Energy for consumption isn’t an easy utility to acquire anymore. With multiple overhead charges, energy type options, and various contractors and suppliers available, choosing a gas and electricity company is difficult, especially if you’ve recently relocated to a new place.
If you’re looking for an electricity supplier, we can help. We’ve put together a list of things you must look at before signing a contract.
1. Term Of Contract
The foremost concern you should have is the length of your electricity supply agreement. If you like the supplier’s quoted price, add-on benefits, utility, and services, signing an extended contract can get you a low price or collateral benefits that might be useful. Long-term agreements come with financial benefits when seeking essential utilities such as energy. No wonder one should thoroughly check the contract’s clause, legal rights you hold, and benefits offered for the term before signing it.
If the long-term contract gives you benefits but would require you to pay additional fees for early termination, you might want to consider the duration for which you need the electricity supplier to make the best decision.
2. Utility Fees Inclusion
A lowball figure may entice you enough to sign the agreement, but don’t let it fool you. The quoted price on the contract is often much lower than the actual bill you’d be required to pay every month. The quoted price is the amount on your invoice that is fixed every time you pay your energy bill; the supplier cuts out the overhead charges, service tax, utility fees, and other charges when quoting the price since these are variable charges. All these ‘extra’ charges would be visible when you look at your electricity bill when it’s time to pay for it.
Therefore, read the contract thoroughly to understand all about the other charges and terms and conditions before you sign to avoid getting surprised when you receive the bill in your mail.
3. Rate Structure
Rate structure is another crucial aspect of understanding your energy contract. There are two kinds of rate structures:
i) Fixed Energy Rate: it is an agreed rate structure fixed upon signing the contract. So regardless of the fluctuations in the market rate, the contracted rate won’t increase or decrease. This is great for customers seeking energy supply on a budget.
ii) Variable Energy Rate: It may change throughout the contract period as they depend entirely on the market’s fluctuations. Hence, it makes it harder for the customers to predict their monthly energy bills.

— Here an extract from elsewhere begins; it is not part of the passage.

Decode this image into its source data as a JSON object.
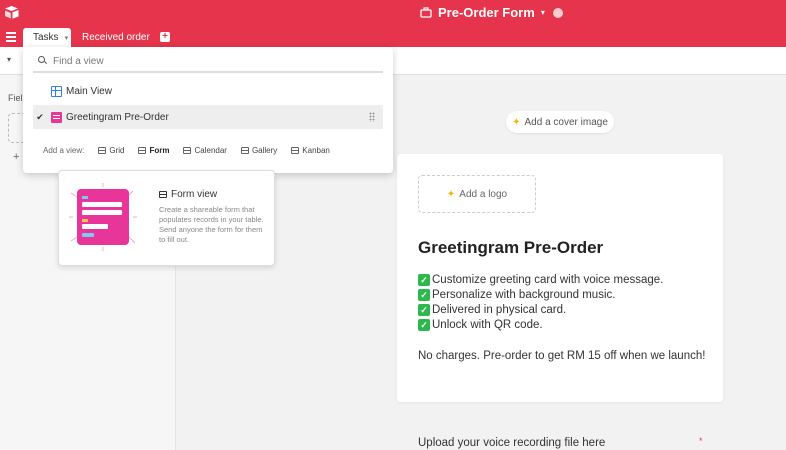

A great tip when seeking energy suppliers is to request quoted prices from energy suppliers on the same kind of contract rate structures over extended periods (such as 12 to 24 months) to ensure an accurate comparative study.
4. Payment Terms
Payment terms and conditions are an important part of the electricity contract. Most commercial energy suppliers offer a 14-day payment period. While this can be negotiated when signing the contract, it may alter your rate structure or overhead charges. Additionally, penalties for late fee payments are also the fine print that requires your attention beforehand.
Before signing the contract, pay due attention to the payment terms and agreements to understand them completely.
5. Consultants’ Commission
If you’ve contacted the energy supplier through a broker or consultant, the contract may mention the consultant’s commission fee payable by the supplier after you’ve signed the agreement. This is often not listed in the quoted price but rather is added as an add-on to your electricity bill. When calculating your financial benefit, consider the consultant’s fee to understand and compare costs with other energy suppliers.
It’s understandable if you accidentally miss out on the fine print or misunderstand a technical term on the contract—after all, you don’t read electricity contracts every day. Thus, you must take time to get through the contact or hire a professional to help you understand the rate structure, payment terms, and other details.